Why it took me so long to read this book, just like the tootsie roll pop, the world may never know. I will never forget the words I read. Mostly because I keep reading them. About love, self discovery, gratitude, trials, tribulation, service, the unknown, the journey, perseverance, and Belay On! I think, in lieu of my parents, this book could have raised me. Such wisdom. Alchemy is hard work. I mean, after Jesus turned water to wine, the miracles kinda stopped there. This kid’s life was tough, yo. He had to say goodbye to his love. He had to have faith she would be there when he returned. Hell, he had to have faith that he would return. He suffered. Yet he continued on. And most importantly, he was honest about his fears. That’s what compelled me most of all. Honesty through whatever came. Maybe that’s the hard part about being an Alchemist. Being honest. See! I’m still learning ish! Damn Paulo… You. Are.

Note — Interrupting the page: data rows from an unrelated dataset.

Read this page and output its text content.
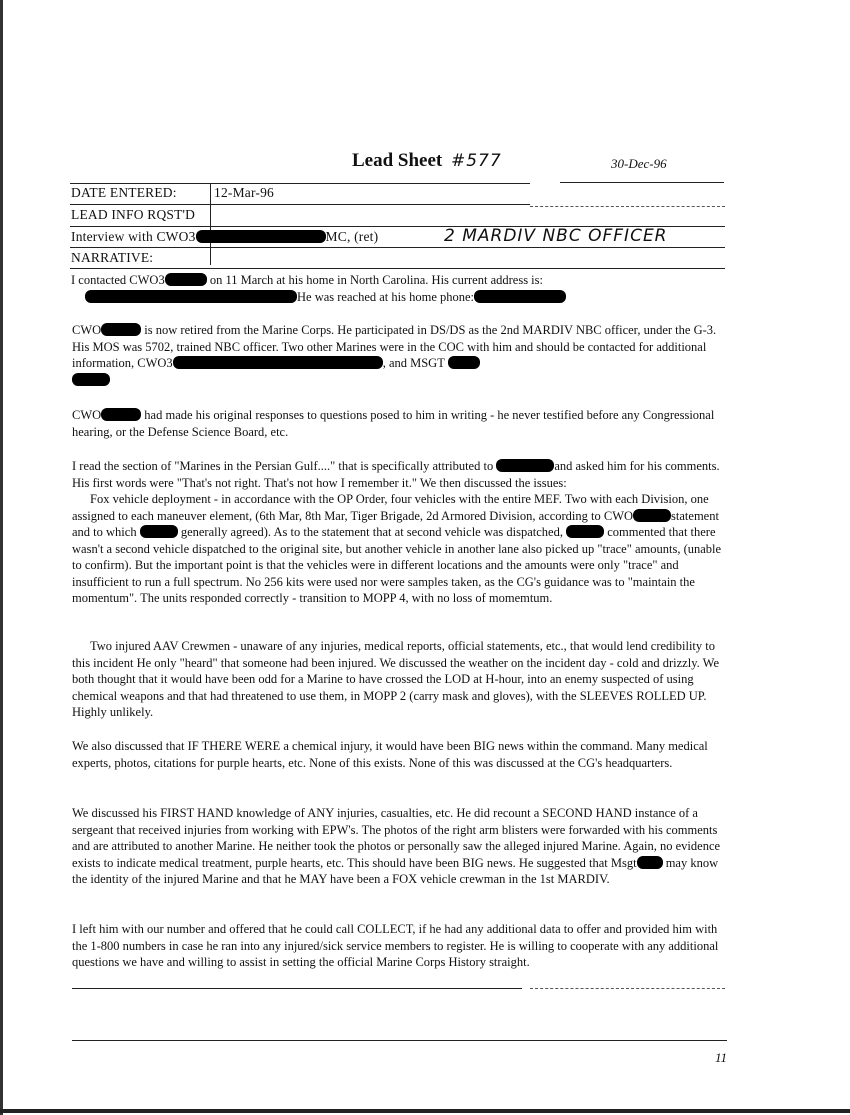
Lead Sheet #577	30-Dec-96
DATE ENTERED:	12-Mar-96
LEAD INFO RQST'D
Interview with CWO3	MC, (ret)	2 MARDIV NBC OFFICER
NARRATIVE:
I contacted CWO3	on 11 March at his home in North Carolina. His current address is:
He was reached at his home phone:

CWO	is now retired from the Marine Corps. He participated in DS/DS as the 2nd MARDIV NBC officer, under the G-3. His MOS was 5702, trained NBC officer. Two other Marines were in the COC with him and should be contacted for additional information, CWO3	, and MSGT

CWO	had made his original responses to questions posed to him in writing - he never testified before any Congressional hearing, or the Defense Science Board, etc.

I read the section of "Marines in the Persian Gulf...." that is specifically attributed to	and asked him for his comments. His first words were "That's not right. That's not how I remember it." We then discussed the issues:

Fox vehicle deployment - in accordance with the OP Order, four vehicles with the entire MEF. Two with each Division, one assigned to each maneuver element, (6th Mar, 8th Mar, Tiger Brigade, 2d Armored Division, according to CWO	statement and to which	generally agreed). As to the statement that at second vehicle was dispatched,	commented that there wasn't a second vehicle dispatched to the original site, but another vehicle in another lane also picked up "trace" amounts, (unable to confirm). But the important point is that the vehicles were in different locations and the amounts were only "trace" and insufficient to run a full spectrum. No 256 kits were used nor were samples taken, as the CG's guidance was to "maintain the momentum". The units responded correctly - transition to MOPP 4, with no loss of momemtum.

Two injured AAV Crewmen - unaware of any injuries, medical reports, official statements, etc., that would lend credibility to this incident He only "heard" that someone had been injured. We discussed the weather on the incident day - cold and drizzly. We both thought that it would have been odd for a Marine to have crossed the LOD at H-hour, into an enemy suspected of using chemical weapons and that had threatened to use them, in MOPP 2 (carry mask and gloves), with the SLEEVES ROLLED UP. Highly unlikely.

We also discussed that IF THERE WERE a chemical injury, it would have been BIG news within the command. Many medical experts, photos, citations for purple hearts, etc. None of this exists. None of this was discussed at the CG's headquarters.

We discussed his FIRST HAND knowledge of ANY injuries, casualties, etc. He did recount a SECOND HAND instance of a sergeant that received injuries from working with EPW's. The photos of the right arm blisters were forwarded with his comments and are attributed to another Marine. He neither took the photos or personally saw the alleged injured Marine. Again, no evidence exists to indicate medical treatment, purple hearts, etc. This should have been BIG news. He suggested that Msgt may know the identity of the injured Marine and that he MAY have been a FOX vehicle crewman in the 1st MARDIV.

I left him with our number and offered that he could call COLLECT, if he had any additional data to offer and provided him with the 1-800 numbers in case he ran into any injured/sick service members to register. He is willing to cooperate with any additional questions we have and willing to assist in setting the official Marine Corps History straight.

11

Good.

*In the equally moving graphic novel version.


…honorable mention…

Dear World, Do Better.
PUSH
Lesson: We live in a f*cked up world.

Nope. Not about to have me on this post talking about what I read in that novel. Nope. Not about to do it. The only reason a person can write about stuff like what’s in PUSH is because we live in a world where it is possible. And not possible like a once in a lifetime “you can see the aurora borealis from your bedroom window in Idaho” possible, but an “I’m going to get in my car and drive to work” (which happens every freaking day) possible. As a world of people, we are f*ckin horrible. We need to do better.








…(un)honorable mention…

Grey ties startle me.





50 Shades of Grey (and then it got darker, and I’m waiting to be freed)
Lesson(s): I need more hobbies; Sex – o_O um…about that? #NooooShe(me)WasntReady

I have no excuse for how quickly I got through all three of those books aside from acknowledging that I need a hobby. Curiosity killed the cat, my prospects for the future and my innocence. Father God In Heaven WHY did I keep reading?! My sissy pooh Shellie read them too. After she finished them, she called me and asked me if I was okay. She knew that I was distraught. I sooo was.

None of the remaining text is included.